Dulu, jauh sebelum hari ini, ketika berangan masihlah semudah menghembuskan pernapasan, hal yang paling kusuka dari keheningan adalah tentang imajinasi, aku mencari itu di sela-sela kebisingan Ari dalam merecoki hidupku, aku mencari itu melalui alam, karena konon semesta tak pernah gagal dalam menghadirkan sunyi. Aku mendatangi pantai, berdiam diri di atas sungai, menyapa dedaunan, mencoba menerobos pekatnya hutan, bahkan beberapa kali mengetuk sepertiga malam. Dan dari semuanya terkadang kudapati apa yang kucari, secercah hening, ruang dimana aku bisa berbagi dengan aksara dan spasi. Momen bercintaku dengan rumah ini, dengan dunia dimana aku bisa berdiri dan menjadi diri sendiri.
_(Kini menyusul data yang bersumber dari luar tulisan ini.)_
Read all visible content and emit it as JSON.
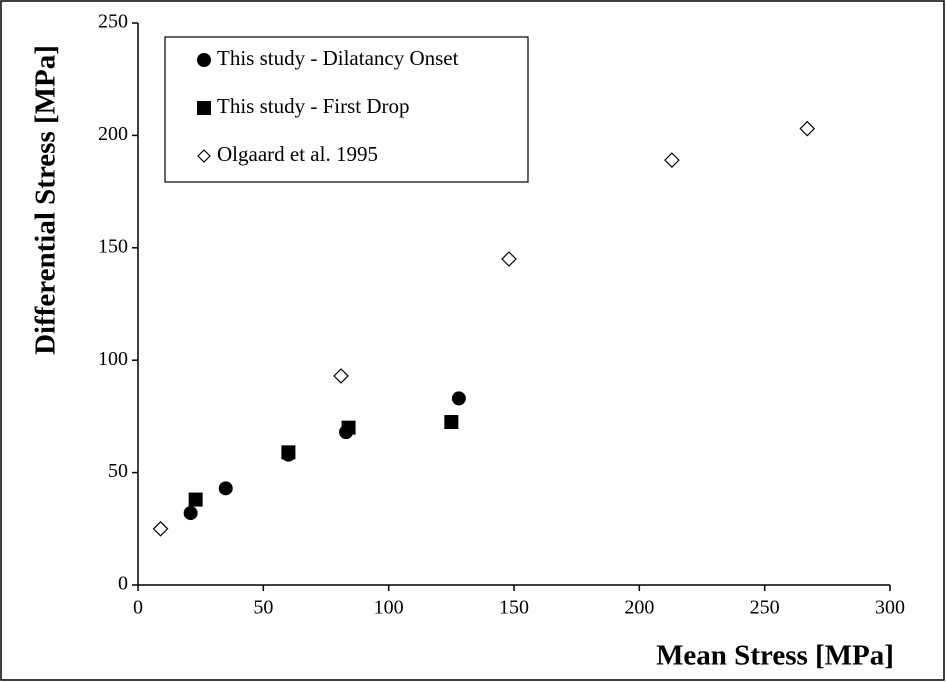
{
  "chart_data": {
    "type": "scatter",
    "x_label": "Mean Stress [MPa]",
    "y_label": "Differential Stress [MPa]",
    "xlim": [
      0,
      300
    ],
    "ylim": [
      0,
      250
    ],
    "xticks": [
      0,
      50,
      100,
      150,
      200,
      250,
      300
    ],
    "yticks": [
      0,
      50,
      100,
      150,
      200,
      250
    ],
    "grid": false,
    "legend": "upper left",
    "series": [
      {
        "name": "This study - Dilatancy Onset",
        "color": "#000000",
        "marker": "circle",
        "x": [
          21,
          35,
          60,
          83,
          128
        ],
        "values": [
          32,
          43,
          58,
          68,
          83
        ]
      },
      {
        "name": "This study - First Drop",
        "color": "#000000",
        "marker": "square",
        "x": [
          23,
          60,
          84,
          125
        ],
        "values": [
          38,
          59,
          70,
          72.5
        ]
      },
      {
        "name": "Olgaard et al. 1995",
        "color": "#000000",
        "marker": "diamond",
        "x": [
          9,
          81,
          148,
          213,
          267
        ],
        "values": [
          25,
          93,
          145,
          189,
          203
        ]
      }
    ]
  }
}
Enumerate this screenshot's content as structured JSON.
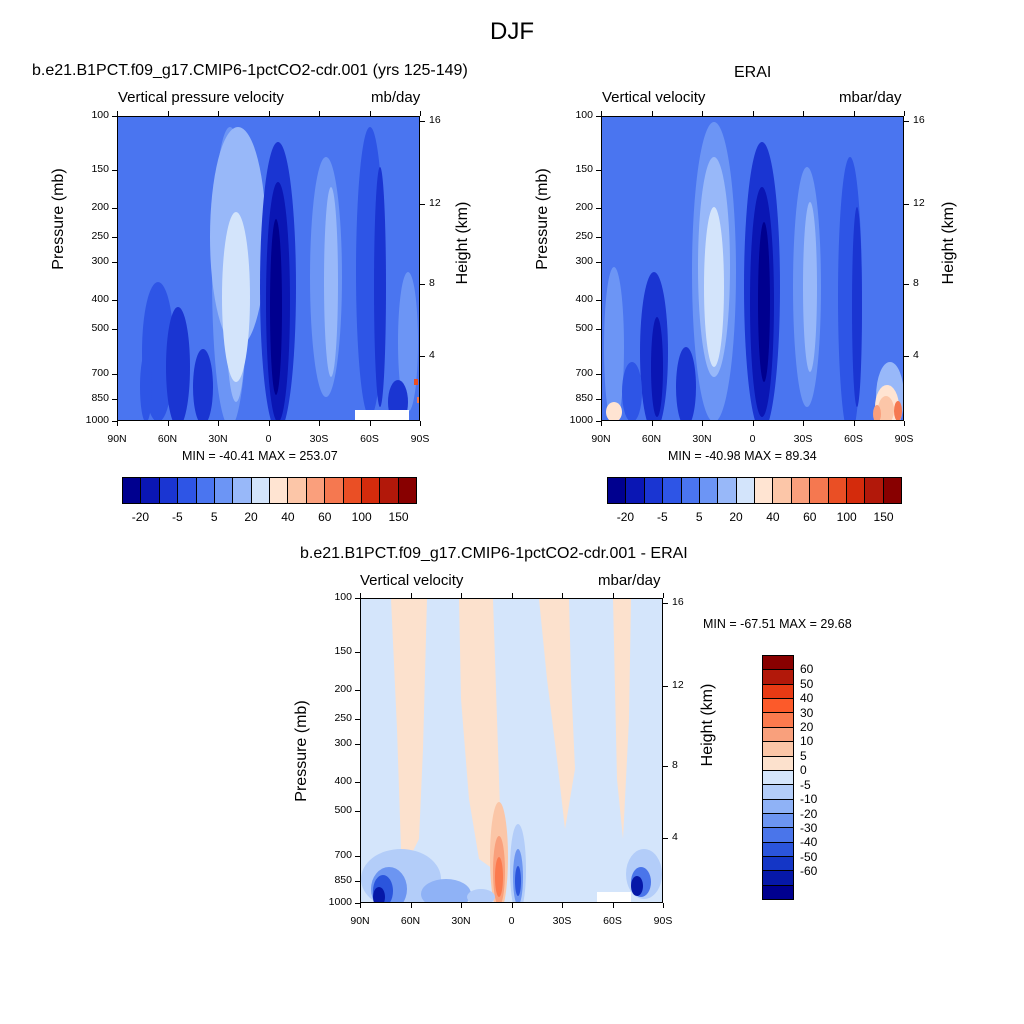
{
  "title": "DJF",
  "panels": {
    "model": {
      "title": "b.e21.B1PCT.f09_g17.CMIP6-1pctCO2-cdr.001 (yrs 125-149)",
      "left_label": "Vertical pressure velocity",
      "right_label": "mb/day",
      "minmax": "MIN = -40.41  MAX = 253.07"
    },
    "obs": {
      "title": "ERAI",
      "left_label": "Vertical velocity",
      "right_label": "mbar/day",
      "minmax": "MIN = -40.98  MAX =  89.34"
    },
    "diff": {
      "title": "b.e21.B1PCT.f09_g17.CMIP6-1pctCO2-cdr.001 - ERAI",
      "left_label": "Vertical velocity",
      "right_label": "mbar/day",
      "minmax": "MIN = -67.51  MAX =  29.68"
    }
  },
  "axes": {
    "ylabel": "Pressure (mb)",
    "y2label": "Height (km)",
    "pressure_ticks": [
      "100",
      "150",
      "200",
      "250",
      "300",
      "400",
      "500",
      "700",
      "850",
      "1000"
    ],
    "height_ticks": [
      "16",
      "12",
      "8",
      "4"
    ],
    "lat_ticks": [
      "90N",
      "60N",
      "30N",
      "0",
      "30S",
      "60S",
      "90S"
    ]
  },
  "colorbars": {
    "top_colors": [
      "#00008f",
      "#0a16b4",
      "#1a35d2",
      "#2e55e6",
      "#4a75f0",
      "#6c95f5",
      "#98b8f9",
      "#d3e4fb",
      "#ffe4d2",
      "#fcc6a8",
      "#fa9f7c",
      "#f57850",
      "#ea4f25",
      "#d42b0c",
      "#b2180a",
      "#880000"
    ],
    "top_labels": [
      "-20",
      "-5",
      "5",
      "20",
      "40",
      "60",
      "100",
      "150"
    ],
    "diff_colors": [
      "#880000",
      "#b2180a",
      "#e83a14",
      "#fc5a2a",
      "#fb7a4e",
      "#f9a07c",
      "#fbc6a7",
      "#fce1cd",
      "#d4e5fb",
      "#b3cdf9",
      "#8fb2f6",
      "#6c95f1",
      "#4a75ea",
      "#2b55dc",
      "#1436c6",
      "#0618a8",
      "#00008f"
    ],
    "diff_labels": [
      "60",
      "50",
      "40",
      "30",
      "20",
      "10",
      "5",
      "0",
      "-5",
      "-10",
      "-20",
      "-30",
      "-40",
      "-50",
      "-60"
    ]
  },
  "chart_data": [
    {
      "type": "heatmap",
      "name": "model",
      "title": "b.e21.B1PCT.f09_g17.CMIP6-1pctCO2-cdr.001 (yrs 125-149)",
      "variable": "Vertical pressure velocity",
      "units": "mb/day",
      "xlabel": "",
      "ylabel": "Pressure (mb)",
      "y2label": "Height (km)",
      "x_range": [
        "90N",
        "90S"
      ],
      "y_range": [
        100,
        1000
      ],
      "y_scale": "log",
      "min": -40.41,
      "max": 253.07
    },
    {
      "type": "heatmap",
      "name": "obs",
      "title": "ERAI",
      "variable": "Vertical velocity",
      "units": "mbar/day",
      "ylabel": "Pressure (mb)",
      "y2label": "Height (km)",
      "x_range": [
        "90N",
        "90S"
      ],
      "y_range": [
        100,
        1000
      ],
      "y_scale": "log",
      "min": -40.98,
      "max": 89.34
    },
    {
      "type": "heatmap",
      "name": "diff",
      "title": "b.e21.B1PCT.f09_g17.CMIP6-1pctCO2-cdr.001 - ERAI",
      "variable": "Vertical velocity",
      "units": "mbar/day",
      "ylabel": "Pressure (mb)",
      "y2label": "Height (km)",
      "x_range": [
        "90N",
        "90S"
      ],
      "y_range": [
        100,
        1000
      ],
      "y_scale": "log",
      "min": -67.51,
      "max": 29.68
    }
  ]
}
Beberapa hari terakhir, semenjak Ari pergi, aku mencoba melakukan hal yang sama, menilik satu demi satu tempat yang dulu memberikan kekuatan tapi aku selalu pulang dengan tangan dan perasaan hambar. Aku tak menemukan apapun dan dimanapun. Seakan semesta telah sepakat untuk menghadirkan kenangan tentang Ari di setiap sudut muka bumi ini.
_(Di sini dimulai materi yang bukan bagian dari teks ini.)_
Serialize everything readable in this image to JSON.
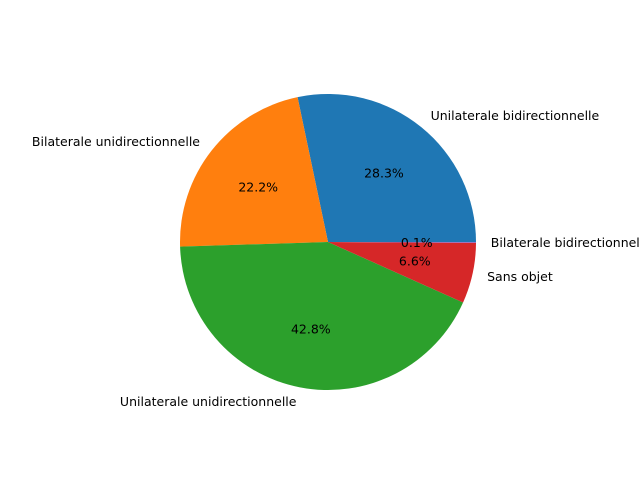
{
  "chart_data": {
    "type": "pie",
    "title": "",
    "slices": [
      {
        "label": "Unilaterale bidirectionnelle",
        "value": 28.3,
        "display": "28.3%",
        "color": "#1f77b4"
      },
      {
        "label": "Bilaterale unidirectionnelle",
        "value": 22.2,
        "display": "22.2%",
        "color": "#ff7f0e"
      },
      {
        "label": "Unilaterale unidirectionnelle",
        "value": 42.8,
        "display": "42.8%",
        "color": "#2ca02c"
      },
      {
        "label": "Sans objet",
        "value": 6.6,
        "display": "6.6%",
        "color": "#d62728"
      },
      {
        "label": "Bilaterale bidirectionnelle",
        "value": 0.1,
        "display": "0.1%",
        "color": "#9467bd"
      }
    ],
    "start_angle_deg": 0,
    "direction": "counterclockwise",
    "legend": false
  }
}
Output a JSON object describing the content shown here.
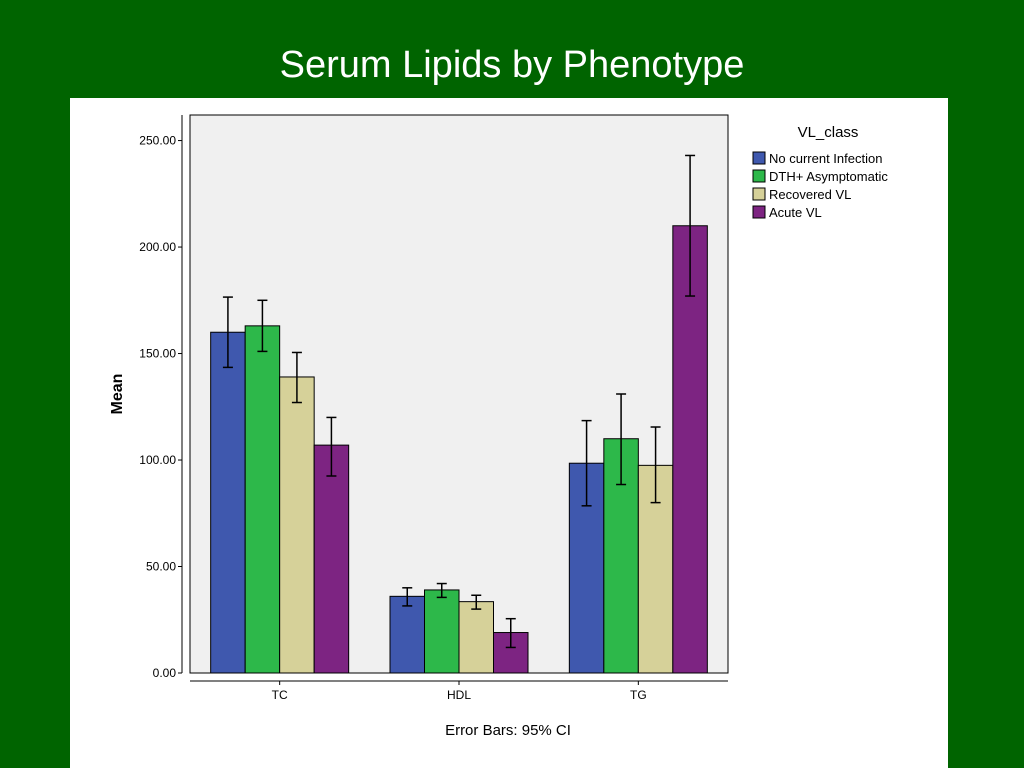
{
  "slide": {
    "title": "Serum Lipids by Phenotype"
  },
  "chart_data": {
    "type": "bar",
    "title": "",
    "xlabel": "",
    "ylabel": "Mean",
    "ylim": [
      0,
      262
    ],
    "yticks": [
      0,
      50,
      100,
      150,
      200,
      250
    ],
    "ytick_labels": [
      "0.00",
      "50.00",
      "100.00",
      "150.00",
      "200.00",
      "250.00"
    ],
    "categories": [
      "TC",
      "HDL",
      "TG"
    ],
    "legend_title": "VL_class",
    "legend_position": "top-right",
    "grid": false,
    "footnote": "Error Bars: 95% CI",
    "series": [
      {
        "name": "No current Infection",
        "color": "#3F58AE",
        "values": [
          160,
          36,
          98.5
        ],
        "ci_low": [
          143.5,
          31.5,
          78.5
        ],
        "ci_high": [
          176.5,
          40,
          118.5
        ]
      },
      {
        "name": "DTH+ Asymptomatic",
        "color": "#2DB84A",
        "values": [
          163,
          39,
          110
        ],
        "ci_low": [
          151,
          35.5,
          88.5
        ],
        "ci_high": [
          175,
          42,
          131
        ]
      },
      {
        "name": "Recovered VL",
        "color": "#D6D199",
        "values": [
          139,
          33.5,
          97.5
        ],
        "ci_low": [
          127,
          30,
          80
        ],
        "ci_high": [
          150.5,
          36.5,
          115.5
        ]
      },
      {
        "name": "Acute VL",
        "color": "#7D2482",
        "values": [
          107,
          19,
          210
        ],
        "ci_low": [
          92.5,
          12,
          177
        ],
        "ci_high": [
          120,
          25.5,
          243
        ]
      }
    ]
  }
}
Tidak apa-apa jika tahun-tahun telah lama berlalu, tapi kenangan tentang Ari hanya akan mengiris mata di saat luka masih mengaratkan waktu. Aku masih belum terbiasa berbicara dengan diri sendiri tentang Ari. Aku masih belum terbiasa memandang isi semesta tanpa melewati argumen dulu dengan Ari. Aku belum terbiasa berjalan tanpa pegangan kokoh dari tangan Ari. Aku bahkan belum terbiasa untuk menulis tentang Ari yang hanya berisi kenangannya. Akan butuh waktu seumur hidup untuk membiasakan itu, sementara seperti yang telah kukatakan tadi, waktu telah mengarat sekarang hingga sehari terasa bagai semilyar putaran jam.
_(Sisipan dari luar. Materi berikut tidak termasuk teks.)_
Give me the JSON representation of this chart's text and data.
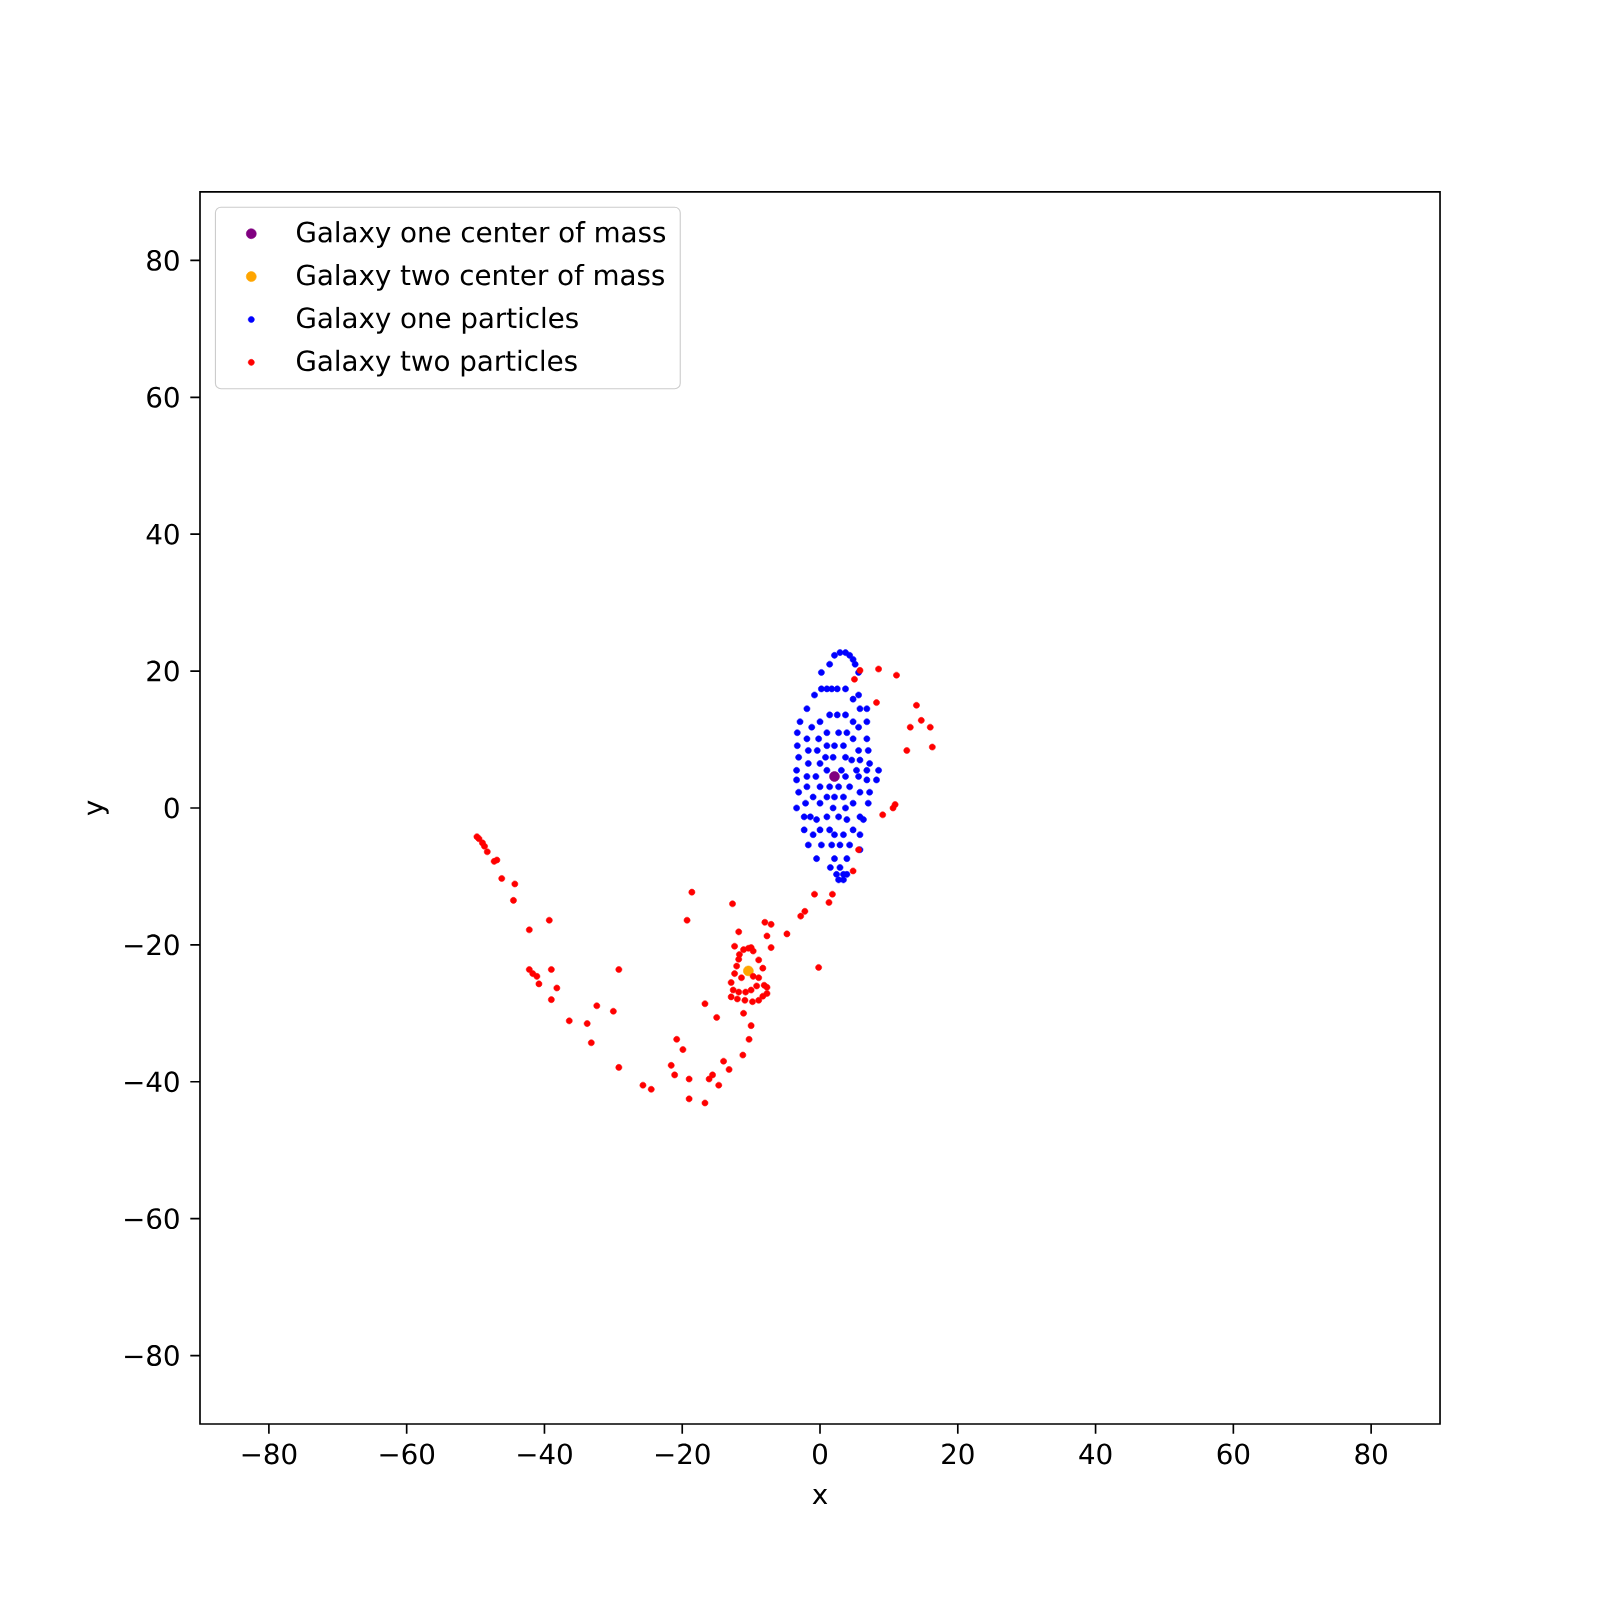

Ari mungkin tidak tahu jika kepergiannya akan menimbulkan lubang tanpa ada obat penambalnya. Luka karena cinta hanya bisa di obati dengan cinta. Tapi kehilangan Ari bukanlah luka yang seperti itu, ini berbeda kasta. Hubunganku dengan Ari bukan hanya mengikatkan cinta di dalamnya, ada ketergantungan, ada belas kasihan, keterbiasaan, empati, yang kesemuanya dibungkus oleh kucuran darah bernama Hara dan Alfa. Sekomplet itu isi ikatan kami, alasan kenapa susah sekali bagiku untuk terbiasa, tapi tak ada yang mengerti, semuanya selalu berkata agar aku tetap baik-baik saja, tapi seolah kata-kata tak pernah bisa di cerna oleh kepalaku yang sekarang.